MONTREAL — While Canada became the only host country not to win a gold medal at a Summer Olympics, the 1976 Games had notable performances from athletes from around the world. Here are some of the stars of the Games:
Nadia Comaneci, gymnastics
All the world seemed to fall in love with the ponytailed 14-year-old from Romania who became the first to earn a perfect 10 score on the uneven bars. It was the first of seven 10s for the four-foot-11 sprite, who also won the balance beam and overall golds and got bronze in the floor exercises. The scoreboard at the Montreal Forum could only post two digits, so she was a little confused when her first 10 was written as 1.0.
Sugar Ray Leonard, boxing
His light-welterweight gold was one of five won by what is considered the best U.S. Olympic boxing team ever, but all eyes were on the flashy fighter who won all six of his matches by 5-0 scores. As a pro, Leonard was a five-time champion, perhaps the biggest name in the sport in the 1980s. He returned for the Brawl in Montreal in 1980 against Roberto Duran.
Alberto Juantorena, athletics
The Cuban became the only athlete to win the 400- and 800-metre events at the same Games. He had only taken up the 800 seriously that year, but set a world record of one minute 43.50 seconds.
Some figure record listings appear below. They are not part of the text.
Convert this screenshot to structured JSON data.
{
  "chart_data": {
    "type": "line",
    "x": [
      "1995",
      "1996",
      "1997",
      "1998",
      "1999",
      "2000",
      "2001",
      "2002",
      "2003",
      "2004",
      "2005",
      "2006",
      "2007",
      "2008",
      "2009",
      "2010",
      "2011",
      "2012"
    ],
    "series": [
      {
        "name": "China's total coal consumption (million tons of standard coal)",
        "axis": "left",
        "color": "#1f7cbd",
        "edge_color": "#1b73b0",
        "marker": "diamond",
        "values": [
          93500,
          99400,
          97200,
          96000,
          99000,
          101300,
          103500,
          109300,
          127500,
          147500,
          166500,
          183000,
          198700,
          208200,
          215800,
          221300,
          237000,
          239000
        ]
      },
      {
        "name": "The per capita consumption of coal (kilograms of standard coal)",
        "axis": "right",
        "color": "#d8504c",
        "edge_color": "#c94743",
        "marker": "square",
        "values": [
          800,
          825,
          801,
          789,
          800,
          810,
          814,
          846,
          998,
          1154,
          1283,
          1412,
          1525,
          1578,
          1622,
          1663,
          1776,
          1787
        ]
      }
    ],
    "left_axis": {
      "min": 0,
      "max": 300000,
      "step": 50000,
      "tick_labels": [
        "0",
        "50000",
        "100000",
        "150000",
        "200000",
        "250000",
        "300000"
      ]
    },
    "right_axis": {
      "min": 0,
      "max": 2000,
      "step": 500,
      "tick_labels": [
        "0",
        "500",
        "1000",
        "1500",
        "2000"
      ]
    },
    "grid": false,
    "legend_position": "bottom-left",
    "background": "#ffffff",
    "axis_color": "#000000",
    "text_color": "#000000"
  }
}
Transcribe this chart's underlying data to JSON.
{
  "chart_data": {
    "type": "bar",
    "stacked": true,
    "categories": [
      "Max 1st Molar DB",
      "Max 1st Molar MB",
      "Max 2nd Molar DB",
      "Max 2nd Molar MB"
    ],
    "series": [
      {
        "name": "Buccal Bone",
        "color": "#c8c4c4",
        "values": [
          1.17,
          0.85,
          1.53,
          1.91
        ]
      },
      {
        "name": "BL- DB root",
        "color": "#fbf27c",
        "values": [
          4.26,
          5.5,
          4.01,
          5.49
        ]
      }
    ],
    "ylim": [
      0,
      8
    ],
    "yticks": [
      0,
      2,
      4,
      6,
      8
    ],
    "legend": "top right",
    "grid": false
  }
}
Vasily Alekseyev, weightlifting
There was a freak show quality to the attention paid to the 350-pound Soviet, who stunned viewers by lifting 500-plus pound weights as if they were toys. The super-heavyweight, who set 80 world records in his career, repeated his gold medal performance from the 1972 Games in Munich.
John Naber, swimming
The American knew he had little chance of topping compatriot Mark Spitz's seven swimming gold medals and seven world records from the 1972 Games. So he collected a mere four golds, all in world record time. Michael Phelps topped them both in 2008 with eight golds.
Kornelia Ender, swimming
She also won four golds and set four world records, the first woman to do so, but the exploits of the East German team were considered suspect even then. She later revealed she was regularly injected with a substance, but wasn't sure what it was. For lack of proof, her medals still stand.
Bruce Jenner, athletics
The name is now Caitlyn Jenner, having officially renamed and re-identified himself last year as a transgender woman. In 1976, he was a brash decathlete who set a world record of 8,616 points in Montreal. A fan handed him an American flag, which he waved to the crowd, starting an Olympic track tradition.
Edwin Moses, athletics
It wasn't considered that big of a deal when the brainy American won the 400-metre hurdles. But it presaged one of the most remarkable feats in the sport's history — 107 consecutive wins in race finals over a nearly 10-year period, including another gold at the 1984 Games in Los Angeles.
Greg Joy, athletics
He didn't win, but the Vancouver (now Ottawa) high jumper became the toast of the Games for his silver medal performance that had the Olympic Stadium crowd on the edge of their seats. It earned him the nod as Canada's flag-bearer at the closing ceremonies.
Princess Anne, equestrian
Anne Mountbatten-Windsor didn't win the three-day event on Queen Elizabeth's horse Goodwill. But she was the only female athlete exempted from since-dropped gender-testing, which was deemed inappropriate in her case. Also useless, since men and women compete together in her sport.
Lasse Viren, athletics
The Finn won the 5,000- and 10,000-metre events at the 1972 Games and then became the first ever to do it again in Montreal. A day after the 5,000, he finished fifth in the marathon. There were persistent rumours of blood-doping, which he denied.
Miklos Nemeth, athletics
The Hungarian javelin thrower was the first son of a gold medallist to win gold. His father Imre did it at the 1948 Games in the hammer throw.
Klaus Dibiasi, diving
The Austrian-born Italian won gold from the platform for a third straight Olympics.
Thomas Bach, fencing
He wasn't well known when he won gold for West Germany in the team foil event. Now, he's president of the International Olympic Committee.
Vladimir Bure, swimming
He didn't win, but how many Summer Games athletes get their name on the Stanley Cup? The father of Pavel and Valeri Bure did it as fitness coach of the 2003 New Jersey Devils.